Phase 1 of Tianjin Port and Huawei's solution was successful. And by optimizing and iterating Phase 1 of the solution, the two parties have started cooperation on Phase 2, including smart building, smart port, smart energy management, smart control platform, and video platform projects.

Customer Business Indicator Improvement: Displaying the Business Value of Solutions

Through the implementation of the Phase 1 project and long-term blueprint planning, Huawei and Tianjin Port aim to support better labor structure, ensure higher efficiency and lower costs, and enable safer port operations.

• Better Labor Structure

Traditional terminals, being labor-intensive, regard frontline operators as of paramount importance. By adopting digital transformation measures, automation, informatization, and intelligence will improve the port's productivity. With the help of unmanned container trucks, the number of truck drivers can be decreased by 90%, and the driver-truck ratio can be reduced from 1:1 to 1:6. Digitalization helps resolve recruitment difficulty and contributes to improvement of the working environment in the port, facilitating the transformation from the labor-intensive industry to the technology-intensive industry.

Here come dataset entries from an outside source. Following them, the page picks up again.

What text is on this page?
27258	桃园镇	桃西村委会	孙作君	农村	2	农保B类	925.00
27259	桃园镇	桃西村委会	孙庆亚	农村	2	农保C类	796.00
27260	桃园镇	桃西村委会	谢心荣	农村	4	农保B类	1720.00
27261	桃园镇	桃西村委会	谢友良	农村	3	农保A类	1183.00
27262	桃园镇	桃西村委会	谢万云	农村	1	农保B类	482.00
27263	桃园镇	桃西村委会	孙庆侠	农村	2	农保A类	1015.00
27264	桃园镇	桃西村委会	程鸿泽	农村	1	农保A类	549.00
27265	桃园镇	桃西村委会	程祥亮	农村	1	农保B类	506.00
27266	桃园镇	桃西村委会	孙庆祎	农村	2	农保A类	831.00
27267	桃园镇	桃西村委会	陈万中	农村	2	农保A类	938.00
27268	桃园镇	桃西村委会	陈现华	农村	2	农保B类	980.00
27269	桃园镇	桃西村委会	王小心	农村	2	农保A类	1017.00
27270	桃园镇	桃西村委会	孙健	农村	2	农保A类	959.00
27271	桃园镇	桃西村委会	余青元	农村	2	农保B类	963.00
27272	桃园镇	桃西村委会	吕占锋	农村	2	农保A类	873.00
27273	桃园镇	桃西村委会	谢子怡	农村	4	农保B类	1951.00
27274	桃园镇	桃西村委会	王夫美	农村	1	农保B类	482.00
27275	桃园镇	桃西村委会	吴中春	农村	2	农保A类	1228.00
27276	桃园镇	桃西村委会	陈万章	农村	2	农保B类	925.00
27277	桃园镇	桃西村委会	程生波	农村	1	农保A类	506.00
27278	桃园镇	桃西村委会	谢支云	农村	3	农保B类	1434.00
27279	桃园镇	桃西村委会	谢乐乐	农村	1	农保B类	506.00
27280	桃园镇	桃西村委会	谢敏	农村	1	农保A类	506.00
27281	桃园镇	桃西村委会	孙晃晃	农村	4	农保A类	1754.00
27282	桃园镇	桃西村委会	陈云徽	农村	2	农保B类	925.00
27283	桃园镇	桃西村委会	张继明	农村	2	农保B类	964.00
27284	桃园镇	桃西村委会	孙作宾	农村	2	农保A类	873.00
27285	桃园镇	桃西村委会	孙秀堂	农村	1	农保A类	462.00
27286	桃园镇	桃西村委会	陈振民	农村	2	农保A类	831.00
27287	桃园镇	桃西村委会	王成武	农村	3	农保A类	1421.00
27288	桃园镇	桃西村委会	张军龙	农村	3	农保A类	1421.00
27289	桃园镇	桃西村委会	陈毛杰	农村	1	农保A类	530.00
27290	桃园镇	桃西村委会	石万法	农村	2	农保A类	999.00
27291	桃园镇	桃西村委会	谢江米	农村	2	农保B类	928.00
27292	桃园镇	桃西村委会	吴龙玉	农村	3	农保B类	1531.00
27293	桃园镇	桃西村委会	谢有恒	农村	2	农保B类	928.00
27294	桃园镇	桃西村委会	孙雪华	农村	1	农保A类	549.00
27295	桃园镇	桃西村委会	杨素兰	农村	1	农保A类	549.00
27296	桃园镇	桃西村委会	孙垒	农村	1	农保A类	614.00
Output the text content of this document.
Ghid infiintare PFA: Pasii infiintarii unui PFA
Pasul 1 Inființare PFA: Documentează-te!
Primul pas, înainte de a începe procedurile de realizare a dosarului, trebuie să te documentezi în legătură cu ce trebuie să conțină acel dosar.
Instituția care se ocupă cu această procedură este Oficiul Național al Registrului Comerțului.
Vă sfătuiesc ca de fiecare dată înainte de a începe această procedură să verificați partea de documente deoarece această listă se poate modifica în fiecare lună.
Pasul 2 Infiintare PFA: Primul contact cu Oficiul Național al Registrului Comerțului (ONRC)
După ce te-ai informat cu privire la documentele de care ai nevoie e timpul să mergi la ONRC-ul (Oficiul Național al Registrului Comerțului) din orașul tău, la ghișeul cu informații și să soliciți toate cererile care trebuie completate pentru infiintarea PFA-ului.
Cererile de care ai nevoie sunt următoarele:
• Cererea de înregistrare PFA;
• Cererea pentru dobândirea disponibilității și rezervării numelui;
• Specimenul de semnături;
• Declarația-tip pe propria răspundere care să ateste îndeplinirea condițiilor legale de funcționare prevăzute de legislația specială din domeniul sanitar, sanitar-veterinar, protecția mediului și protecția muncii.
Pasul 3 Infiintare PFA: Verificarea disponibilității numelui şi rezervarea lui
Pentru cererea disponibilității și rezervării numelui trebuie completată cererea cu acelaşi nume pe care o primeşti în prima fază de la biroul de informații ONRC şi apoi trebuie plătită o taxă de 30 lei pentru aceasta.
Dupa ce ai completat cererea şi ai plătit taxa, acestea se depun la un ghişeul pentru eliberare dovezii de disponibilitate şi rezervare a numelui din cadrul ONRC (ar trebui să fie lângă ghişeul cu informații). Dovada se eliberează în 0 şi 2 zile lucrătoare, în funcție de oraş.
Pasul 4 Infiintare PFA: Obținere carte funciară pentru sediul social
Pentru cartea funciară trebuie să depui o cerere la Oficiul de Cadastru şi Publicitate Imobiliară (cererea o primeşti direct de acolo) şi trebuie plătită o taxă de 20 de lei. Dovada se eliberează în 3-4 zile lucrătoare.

• Lower Costs and Higher Efficiency

Based on the automatic and intelligent smart port solution, Tianjin Port will improve the following business indicators: Shorten the container crane work plan from two hours to 10 seconds; improve the work efficiency by more than 10%; increase the direct berthing rate by 5%; reduce the average loading or discharge time of external container trucks by five minutes; optimize port resource allocation through refined management and reduce the overall operation costs by 10%; further enhance the operation capability of the port without needing to build new terminals or berths, and reduce costs and increase benefits through digital transformation.

Over the next three to five years, Tianjin Port and Huawei will cooperate on autonomous driving in the port, to build a commercial autonomous driving solution for the port industry. They will work together on port automation and intelligent fields to build Port Intelligent Twins, and improve security, efficiency, and experience.